Research by Dan Caprar, a senior lecturer at The University of Sydney Business School, warned managers heading into foreign territories against the assumption all of their local staff will fit an expected model of belief and behaviour.
He identified four distinct cultural profiles of locals working in a business’s foreign offices. They are:
• Infatuated. These employees hold a favourable point of view toward the business/brand, and may have an idealised perception of what it is like to work in a multinational. They’re likely interested in anything that offers them status over employees of local businesses.

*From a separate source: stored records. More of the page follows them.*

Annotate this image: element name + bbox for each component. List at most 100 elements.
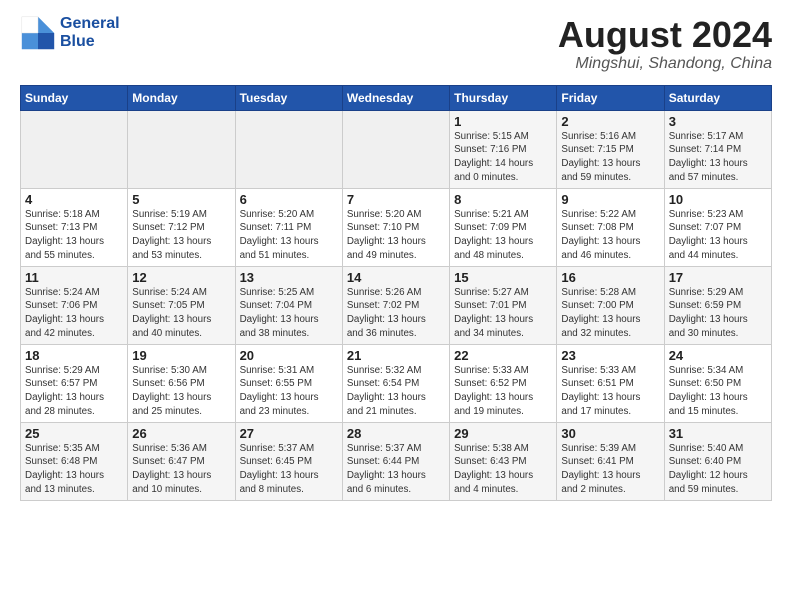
day-number: 27: [240, 426, 338, 441]
day-number: 11: [25, 270, 123, 285]
day-info: Sunrise: 5:33 AM Sunset: 6:51 PM Dayligh…: [561, 364, 659, 419]
day-number: 23: [561, 348, 659, 363]
calendar-cell: 7Sunrise: 5:20 AM Sunset: 7:10 PM Daylig…: [342, 188, 449, 266]
calendar-cell: 29Sunrise: 5:38 AM Sunset: 6:43 PM Dayli…: [450, 422, 557, 500]
calendar-cell: 5Sunrise: 5:19 AM Sunset: 7:12 PM Daylig…: [128, 188, 235, 266]
col-saturday: Saturday: [664, 85, 771, 110]
day-number: 22: [454, 348, 552, 363]
day-info: Sunrise: 5:16 AM Sunset: 7:15 PM Dayligh…: [561, 130, 659, 185]
day-number: 24: [669, 348, 767, 363]
calendar-cell: 25Sunrise: 5:35 AM Sunset: 6:48 PM Dayli…: [21, 422, 128, 500]
day-info: Sunrise: 5:29 AM Sunset: 6:59 PM Dayligh…: [669, 286, 767, 341]
calendar-cell: 1Sunrise: 5:15 AM Sunset: 7:16 PM Daylig…: [450, 110, 557, 188]
day-number: 5: [132, 192, 230, 207]
logo: General Blue: [20, 15, 120, 51]
day-number: 30: [561, 426, 659, 441]
day-info: Sunrise: 5:26 AM Sunset: 7:02 PM Dayligh…: [347, 286, 445, 341]
week-row-4: 18Sunrise: 5:29 AM Sunset: 6:57 PM Dayli…: [21, 344, 772, 422]
calendar-cell: 6Sunrise: 5:20 AM Sunset: 7:11 PM Daylig…: [235, 188, 342, 266]
day-number: 26: [132, 426, 230, 441]
day-info: Sunrise: 5:37 AM Sunset: 6:44 PM Dayligh…: [347, 442, 445, 497]
day-info: Sunrise: 5:33 AM Sunset: 6:52 PM Dayligh…: [454, 364, 552, 419]
calendar-cell: 16Sunrise: 5:28 AM Sunset: 7:00 PM Dayli…: [557, 266, 664, 344]
day-number: 6: [240, 192, 338, 207]
col-monday: Monday: [128, 85, 235, 110]
day-info: Sunrise: 5:31 AM Sunset: 6:55 PM Dayligh…: [240, 364, 338, 419]
day-info: Sunrise: 5:19 AM Sunset: 7:12 PM Dayligh…: [132, 208, 230, 263]
header: General Blue August 2024 Mingshui, Shand…: [20, 15, 772, 73]
day-number: 15: [454, 270, 552, 285]
day-number: 28: [347, 426, 445, 441]
calendar-cell: 30Sunrise: 5:39 AM Sunset: 6:41 PM Dayli…: [557, 422, 664, 500]
col-tuesday: Tuesday: [235, 85, 342, 110]
day-info: Sunrise: 5:18 AM Sunset: 7:13 PM Dayligh…: [25, 208, 123, 263]
day-number: 9: [561, 192, 659, 207]
page: General Blue August 2024 Mingshui, Shand…: [0, 0, 792, 511]
calendar-cell: 26Sunrise: 5:36 AM Sunset: 6:47 PM Dayli…: [128, 422, 235, 500]
calendar-cell: 15Sunrise: 5:27 AM Sunset: 7:01 PM Dayli…: [450, 266, 557, 344]
day-number: 29: [454, 426, 552, 441]
day-number: 7: [347, 192, 445, 207]
day-info: Sunrise: 5:20 AM Sunset: 7:10 PM Dayligh…: [347, 208, 445, 263]
day-info: Sunrise: 5:15 AM Sunset: 7:16 PM Dayligh…: [454, 130, 552, 185]
week-row-3: 11Sunrise: 5:24 AM Sunset: 7:06 PM Dayli…: [21, 266, 772, 344]
calendar-cell: 9Sunrise: 5:22 AM Sunset: 7:08 PM Daylig…: [557, 188, 664, 266]
day-info: Sunrise: 5:24 AM Sunset: 7:05 PM Dayligh…: [132, 286, 230, 341]
day-number: 2: [561, 114, 659, 129]
calendar-cell: 10Sunrise: 5:23 AM Sunset: 7:07 PM Dayli…: [664, 188, 771, 266]
calendar-cell: [128, 110, 235, 188]
calendar-cell: 2Sunrise: 5:16 AM Sunset: 7:15 PM Daylig…: [557, 110, 664, 188]
day-number: 10: [669, 192, 767, 207]
logo-text: General Blue: [60, 15, 120, 50]
day-info: Sunrise: 5:27 AM Sunset: 7:01 PM Dayligh…: [454, 286, 552, 341]
calendar-cell: 27Sunrise: 5:37 AM Sunset: 6:45 PM Dayli…: [235, 422, 342, 500]
month-year-title: August 2024: [558, 15, 772, 55]
title-block: August 2024 Mingshui, Shandong, China: [558, 15, 772, 73]
day-number: 16: [561, 270, 659, 285]
day-number: 8: [454, 192, 552, 207]
week-row-5: 25Sunrise: 5:35 AM Sunset: 6:48 PM Dayli…: [21, 422, 772, 500]
day-number: 14: [347, 270, 445, 285]
day-number: 18: [25, 348, 123, 363]
logo-icon: [20, 15, 56, 51]
calendar-cell: 18Sunrise: 5:29 AM Sunset: 6:57 PM Dayli…: [21, 344, 128, 422]
calendar-cell: 13Sunrise: 5:25 AM Sunset: 7:04 PM Dayli…: [235, 266, 342, 344]
day-number: 20: [240, 348, 338, 363]
day-info: Sunrise: 5:38 AM Sunset: 6:43 PM Dayligh…: [454, 442, 552, 497]
col-thursday: Thursday: [450, 85, 557, 110]
day-number: 19: [132, 348, 230, 363]
day-info: Sunrise: 5:20 AM Sunset: 7:11 PM Dayligh…: [240, 208, 338, 263]
day-info: Sunrise: 5:32 AM Sunset: 6:54 PM Dayligh…: [347, 364, 445, 419]
calendar-cell: 19Sunrise: 5:30 AM Sunset: 6:56 PM Dayli…: [128, 344, 235, 422]
day-number: 17: [669, 270, 767, 285]
day-number: 31: [669, 426, 767, 441]
day-number: 13: [240, 270, 338, 285]
calendar-cell: 23Sunrise: 5:33 AM Sunset: 6:51 PM Dayli…: [557, 344, 664, 422]
day-info: Sunrise: 5:34 AM Sunset: 6:50 PM Dayligh…: [669, 364, 767, 419]
day-number: 4: [25, 192, 123, 207]
col-friday: Friday: [557, 85, 664, 110]
calendar-cell: 21Sunrise: 5:32 AM Sunset: 6:54 PM Dayli…: [342, 344, 449, 422]
day-number: 3: [669, 114, 767, 129]
day-info: Sunrise: 5:23 AM Sunset: 7:07 PM Dayligh…: [669, 208, 767, 263]
day-info: Sunrise: 5:39 AM Sunset: 6:41 PM Dayligh…: [561, 442, 659, 497]
calendar-cell: 31Sunrise: 5:40 AM Sunset: 6:40 PM Dayli…: [664, 422, 771, 500]
day-info: Sunrise: 5:22 AM Sunset: 7:08 PM Dayligh…: [561, 208, 659, 263]
week-row-2: 4Sunrise: 5:18 AM Sunset: 7:13 PM Daylig…: [21, 188, 772, 266]
day-info: Sunrise: 5:36 AM Sunset: 6:47 PM Dayligh…: [132, 442, 230, 497]
col-wednesday: Wednesday: [342, 85, 449, 110]
day-info: Sunrise: 5:29 AM Sunset: 6:57 PM Dayligh…: [25, 364, 123, 419]
day-info: Sunrise: 5:17 AM Sunset: 7:14 PM Dayligh…: [669, 130, 767, 185]
day-number: 1: [454, 114, 552, 129]
calendar-cell: [235, 110, 342, 188]
calendar-cell: 17Sunrise: 5:29 AM Sunset: 6:59 PM Dayli…: [664, 266, 771, 344]
calendar-cell: 22Sunrise: 5:33 AM Sunset: 6:52 PM Dayli…: [450, 344, 557, 422]
calendar-cell: 11Sunrise: 5:24 AM Sunset: 7:06 PM Dayli…: [21, 266, 128, 344]
col-sunday: Sunday: [21, 85, 128, 110]
day-info: Sunrise: 5:30 AM Sunset: 6:56 PM Dayligh…: [132, 364, 230, 419]
calendar-cell: 28Sunrise: 5:37 AM Sunset: 6:44 PM Dayli…: [342, 422, 449, 500]
week-row-1: 1Sunrise: 5:15 AM Sunset: 7:16 PM Daylig…: [21, 110, 772, 188]
calendar-cell: 8Sunrise: 5:21 AM Sunset: 7:09 PM Daylig…: [450, 188, 557, 266]
calendar-cell: 20Sunrise: 5:31 AM Sunset: 6:55 PM Dayli…: [235, 344, 342, 422]
day-info: Sunrise: 5:25 AM Sunset: 7:04 PM Dayligh…: [240, 286, 338, 341]
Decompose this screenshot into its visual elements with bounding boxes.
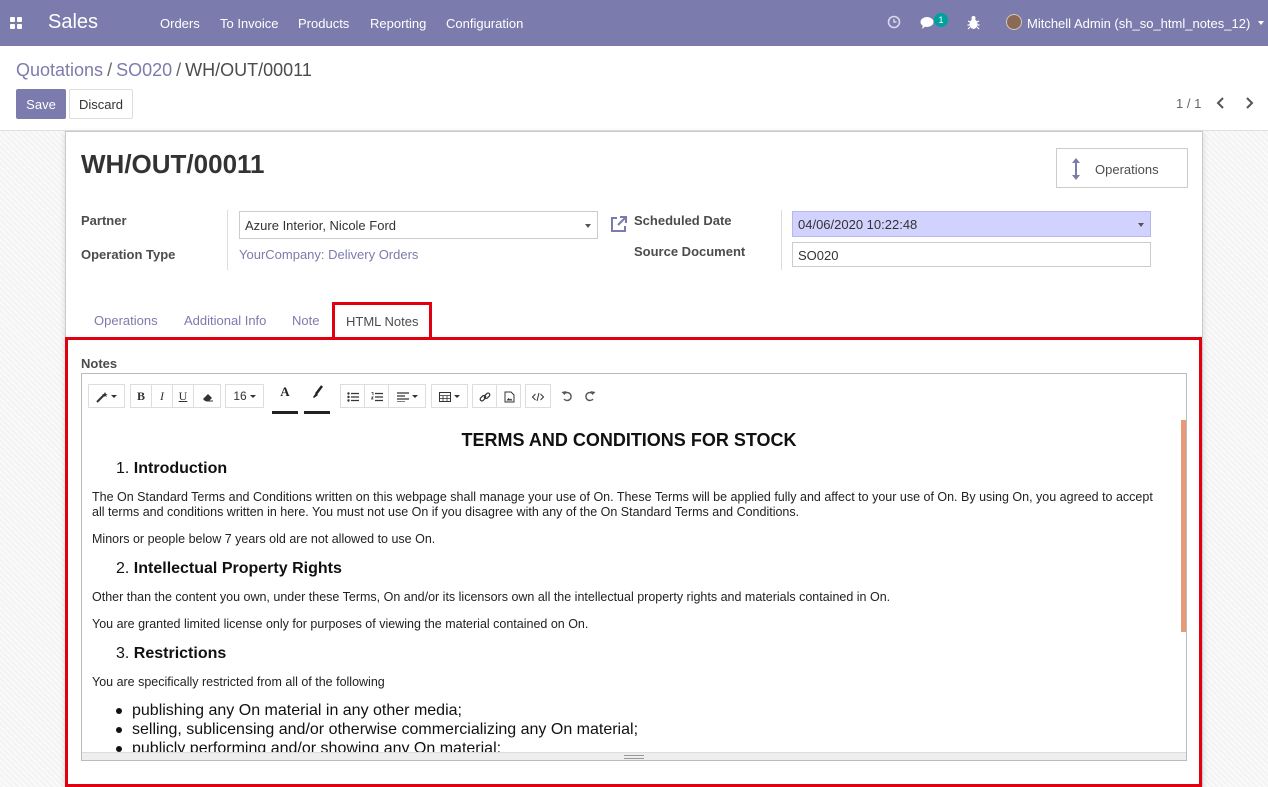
section-number: 1. (116, 460, 130, 477)
editor-toolbar: B I U 16 A (82, 374, 1186, 419)
tab-html-notes[interactable]: HTML Notes (332, 302, 432, 340)
tab-note[interactable]: Note (292, 313, 319, 328)
menu-configuration[interactable]: Configuration (446, 16, 523, 31)
notes-label: Notes (81, 356, 118, 371)
code-view-icon[interactable] (525, 384, 551, 408)
operation-type-link[interactable]: YourCompany: Delivery Orders (239, 247, 418, 262)
style-dropdown[interactable] (88, 384, 125, 408)
paragraph: Other than the content you own, under th… (92, 590, 891, 604)
top-navbar: Sales Orders To Invoice Products Reporti… (0, 0, 1268, 46)
breadcrumb-separator: / (107, 60, 113, 80)
document-heading: TERMS AND CONDITIONS FOR STOCK (461, 430, 797, 450)
operations-smart-button[interactable]: Operations (1056, 148, 1188, 188)
undo-icon[interactable] (561, 390, 573, 402)
section-heading: 3. Restrictions (116, 645, 226, 663)
html-notes-editor[interactable]: B I U 16 A TERMS AND CONDITIONS FOR STOC… (81, 373, 1187, 761)
partner-field[interactable]: Azure Interior, Nicole Ford (239, 211, 598, 239)
underline-icon[interactable]: U (173, 385, 194, 407)
pager-value[interactable]: 1 / 1 (1176, 96, 1201, 111)
list-item-text: publishing any On material in any other … (132, 702, 462, 719)
tab-html-notes-label: HTML Notes (346, 314, 419, 329)
grip-icon (624, 755, 644, 759)
image-icon[interactable] (497, 385, 521, 407)
table-icon[interactable] (431, 384, 468, 408)
font-style-group: B I U (130, 384, 221, 408)
bullet-icon (116, 708, 122, 714)
italic-icon[interactable]: I (152, 385, 173, 407)
source-document-label: Source Document (634, 244, 746, 259)
breadcrumb-so020[interactable]: SO020 (116, 60, 172, 80)
unordered-list-icon[interactable] (341, 385, 365, 407)
arrows-vertical-icon (1072, 158, 1080, 180)
breadcrumb-quotations[interactable]: Quotations (16, 60, 103, 80)
font-size-dropdown[interactable]: 16 (225, 384, 264, 408)
section-heading: 1. Introduction (116, 460, 227, 478)
clock-activity-icon[interactable] (887, 15, 901, 29)
editor-resize-handle[interactable] (82, 752, 1186, 760)
list-item-text: selling, sublicensing and/or otherwise c… (132, 721, 639, 738)
menu-products[interactable]: Products (298, 16, 349, 31)
redo-icon[interactable] (584, 390, 596, 402)
external-link-icon[interactable] (609, 214, 629, 234)
record-title: WH/OUT/00011 (81, 149, 265, 179)
section-heading: 2. Intellectual Property Rights (116, 560, 342, 578)
pager-previous-icon[interactable] (1216, 97, 1226, 109)
dropdown-caret-icon[interactable] (585, 224, 591, 228)
ordered-list-icon[interactable] (365, 385, 389, 407)
bold-icon[interactable]: B (131, 385, 152, 407)
user-menu-caret-icon[interactable] (1258, 21, 1264, 25)
discard-button[interactable]: Discard (69, 89, 133, 119)
paragraph: You are specifically restricted from all… (92, 675, 385, 689)
user-menu[interactable]: Mitchell Admin (sh_so_html_notes_12) (1027, 16, 1250, 31)
paragraph: The On Standard Terms and Conditions wri… (92, 490, 1153, 519)
menu-reporting[interactable]: Reporting (370, 16, 426, 31)
breadcrumb: Quotations / SO020/WH/OUT/00011 (16, 60, 312, 81)
user-avatar[interactable] (1006, 14, 1022, 30)
save-button[interactable]: Save (16, 89, 66, 119)
paragraph-group (340, 384, 426, 408)
breadcrumb-current: WH/OUT/00011 (185, 60, 312, 80)
editor-scrollbar[interactable] (1181, 420, 1186, 632)
list-item: selling, sublicensing and/or otherwise c… (116, 721, 639, 739)
pager-next-icon[interactable] (1244, 97, 1254, 109)
bullet-icon (116, 727, 122, 733)
menu-to-invoice[interactable]: To Invoice (220, 16, 279, 31)
section-number: 2. (116, 560, 130, 577)
section-title: Intellectual Property Rights (133, 560, 342, 577)
tab-operations[interactable]: Operations (94, 313, 158, 328)
app-title: Sales (48, 11, 99, 33)
scheduled-date-label: Scheduled Date (634, 213, 732, 228)
paint-brush-icon[interactable] (304, 380, 330, 414)
font-size-value: 16 (233, 389, 247, 403)
partner-value: Azure Interior, Nicole Ford (245, 218, 397, 233)
section-number: 3. (116, 645, 130, 662)
paragraph: You are granted limited license only for… (92, 617, 589, 631)
apps-menu-icon[interactable] (10, 17, 22, 29)
operations-button-label: Operations (1095, 162, 1159, 177)
label-separator (781, 210, 782, 270)
list-item: publishing any On material in any other … (116, 702, 462, 720)
paragraph: Minors or people below 7 years old are n… (92, 532, 436, 546)
source-document-value: SO020 (798, 248, 839, 263)
link-icon[interactable] (473, 385, 497, 407)
breadcrumb-separator: / (176, 60, 182, 80)
section-title: Restrictions (133, 645, 227, 662)
eraser-icon[interactable] (194, 385, 221, 407)
magic-wand-icon (96, 391, 108, 403)
label-separator (227, 210, 228, 270)
dropdown-caret-icon[interactable] (1138, 223, 1144, 227)
messages-count-badge: 1 (934, 13, 948, 27)
operation-type-label: Operation Type (81, 247, 176, 262)
insert-group (472, 384, 521, 408)
align-icon[interactable] (389, 385, 426, 407)
source-document-field[interactable]: SO020 (792, 242, 1151, 267)
partner-label: Partner (81, 213, 127, 228)
scheduled-date-field[interactable]: 04/06/2020 10:22:48 (792, 211, 1151, 237)
scheduled-date-value: 04/06/2020 10:22:48 (798, 217, 918, 232)
section-title: Introduction (133, 460, 228, 477)
menu-orders[interactable]: Orders (160, 16, 200, 31)
tab-additional-info[interactable]: Additional Info (184, 313, 266, 328)
debug-bug-icon[interactable] (967, 15, 980, 30)
font-color-icon[interactable]: A (272, 380, 298, 414)
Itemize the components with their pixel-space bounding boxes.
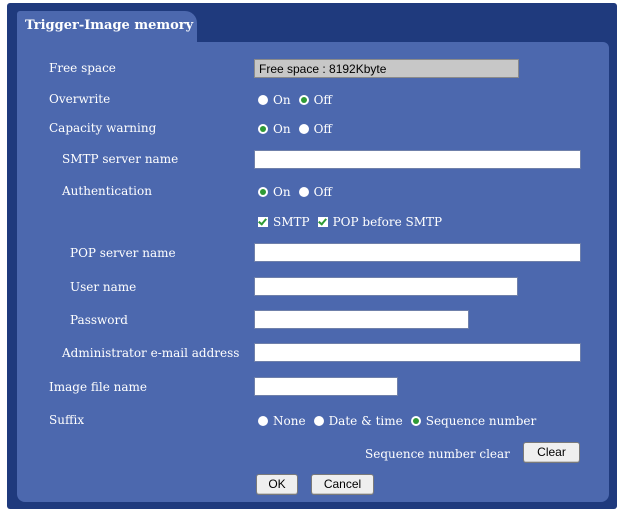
cancel-button[interactable]: Cancel <box>311 474 374 495</box>
pop-server-name-label: POP server name <box>70 246 176 260</box>
suffix-date-time-radio[interactable] <box>313 416 324 426</box>
pop-server-name-input[interactable] <box>254 243 581 262</box>
smtp-checkbox-label: SMTP <box>273 215 310 229</box>
suffix-date-time-label: Date & time <box>328 414 403 428</box>
overwrite-on-radio[interactable] <box>258 95 268 105</box>
free-space-label: Free space <box>49 61 116 75</box>
tab-trigger-image-memory[interactable]: Trigger-Image memory <box>17 11 197 43</box>
capacity-warning-off-label: Off <box>313 122 332 136</box>
authentication-label: Authentication <box>62 184 152 198</box>
sequence-number-clear-label: Sequence number clear <box>365 447 510 461</box>
capacity-warning-options: On Off <box>258 122 332 136</box>
overwrite-off-radio[interactable] <box>298 95 309 105</box>
authentication-off-label: Off <box>313 185 332 199</box>
tab-title: Trigger-Image memory <box>25 18 194 33</box>
free-space-field <box>254 59 519 78</box>
password-input[interactable] <box>254 310 469 329</box>
pop-before-smtp-checkbox[interactable] <box>317 217 328 227</box>
smtp-checkbox[interactable] <box>258 217 268 227</box>
ok-button[interactable]: OK <box>256 474 298 495</box>
capacity-warning-label: Capacity warning <box>49 121 157 135</box>
clear-button[interactable]: Clear <box>523 442 580 463</box>
smtp-server-name-label: SMTP server name <box>62 152 179 166</box>
authentication-methods: SMTP POP before SMTP <box>258 215 442 229</box>
settings-panel <box>17 42 609 502</box>
user-name-input[interactable] <box>254 277 518 296</box>
admin-email-label: Administrator e-mail address <box>62 346 240 360</box>
overwrite-options: On Off <box>258 93 332 107</box>
suffix-sequence-number-label: Sequence number <box>425 414 537 428</box>
suffix-none-label: None <box>273 414 306 428</box>
capacity-warning-on-radio[interactable] <box>258 124 268 134</box>
pop-before-smtp-label: POP before SMTP <box>332 215 443 229</box>
overwrite-label: Overwrite <box>49 92 111 106</box>
authentication-on-label: On <box>273 185 291 199</box>
password-label: Password <box>70 313 128 327</box>
capacity-warning-on-label: On <box>273 122 291 136</box>
suffix-sequence-number-radio[interactable] <box>410 416 421 426</box>
user-name-label: User name <box>70 280 137 294</box>
smtp-server-name-input[interactable] <box>254 150 581 169</box>
authentication-on-radio[interactable] <box>258 187 268 197</box>
suffix-label: Suffix <box>49 413 85 427</box>
authentication-off-radio[interactable] <box>298 187 309 197</box>
authentication-options: On Off <box>258 185 332 199</box>
overwrite-on-label: On <box>273 93 291 107</box>
suffix-none-radio[interactable] <box>258 416 268 426</box>
image-file-name-label: Image file name <box>49 380 147 394</box>
overwrite-off-label: Off <box>313 93 332 107</box>
admin-email-input[interactable] <box>254 343 581 362</box>
capacity-warning-off-radio[interactable] <box>298 124 309 134</box>
image-file-name-input[interactable] <box>254 377 398 396</box>
suffix-options: None Date & time Sequence number <box>258 414 536 428</box>
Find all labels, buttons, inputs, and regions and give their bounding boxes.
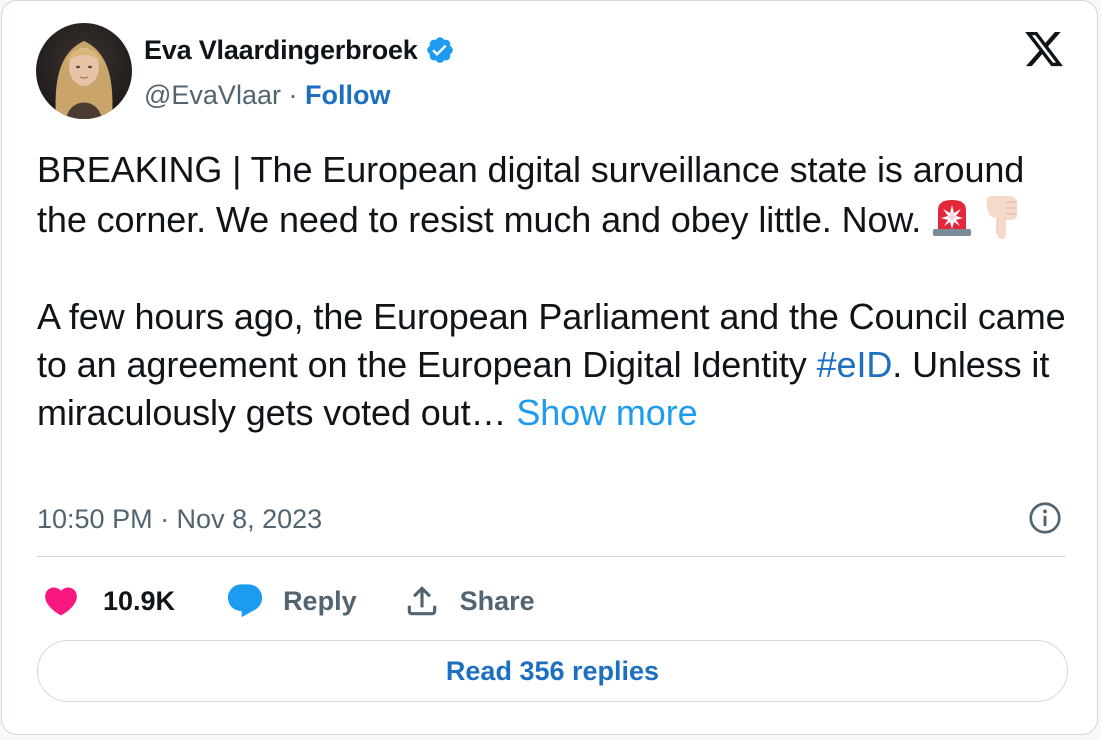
speech-bubble-icon (225, 581, 265, 621)
divider (37, 556, 1066, 557)
author-block: Eva Vlaardingerbroek @EvaVlaar · Follow (144, 32, 455, 113)
x-logo-icon[interactable] (1021, 28, 1067, 70)
author-name[interactable]: Eva Vlaardingerbroek (144, 35, 418, 66)
handle-separator: · (280, 80, 305, 110)
verified-badge-icon (425, 35, 455, 65)
author-handle[interactable]: @EvaVlaar (144, 80, 281, 110)
read-replies-button[interactable]: Read 356 replies (37, 640, 1068, 702)
tweet-paragraph-2: A few hours ago, the European Parliament… (37, 293, 1077, 438)
share-label: Share (459, 585, 535, 616)
tweet-paragraph-1: BREAKING | The European digital surveill… (37, 146, 1077, 245)
share-upload-icon (403, 582, 441, 620)
heart-icon (42, 582, 80, 620)
like-count: 10.9K (103, 585, 176, 616)
author-handle-row: @EvaVlaar · Follow (144, 77, 455, 113)
share-button[interactable]: Share (403, 582, 535, 620)
tweet-text: BREAKING | The European digital surveill… (37, 146, 1077, 437)
follow-button[interactable]: Follow (305, 80, 390, 110)
author-name-row: Eva Vlaardingerbroek (144, 32, 455, 68)
backhand-index-pointing-down-icon (979, 194, 1025, 240)
like-button[interactable]: 10.9K (42, 582, 175, 620)
show-more-link[interactable]: Show more (516, 392, 697, 433)
reply-button[interactable]: Reply (225, 581, 357, 621)
reply-label: Reply (283, 585, 357, 616)
hashtag-link[interactable]: #eID (817, 344, 893, 385)
tweet-line-1: BREAKING | The European digital surveill… (37, 149, 1025, 241)
info-icon[interactable] (1027, 500, 1063, 536)
embedded-tweet-card: Eva Vlaardingerbroek @EvaVlaar · Follow … (1, 0, 1098, 735)
action-bar: 10.9K Reply Share (42, 579, 535, 623)
police-car-light-icon (929, 194, 975, 240)
author-avatar[interactable] (36, 23, 132, 119)
tweet-timestamp[interactable]: 10:50 PM · Nov 8, 2023 (37, 503, 322, 535)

• Converted. Still boasting a healthy attitude toward their employer and the lifestyle represented by its home country, this employee is slightly more detached than the infatuated one. This is not a negative – it means they tend to be well adjusted in their perception of the employer. However, they may somewhat limit interaction with their own culture, preferring their employer’s culture.
• Reconciled. Here is the employee of choice. They are comfortable with the differences between their own culture and that of the organisation’s home country and appreciate the positives of both.
They’re knowledgeable about both cultures, either through the education offered by the business, or from their own research. Most importantly, they retain a powerful connection to their own culture whilst working in the foreign-owned business.
• Conflicted. This staff member is typically dissatisfied and feels somewhat exploited by their foreign employer. Interestingly, they feel shame about their own culture, too.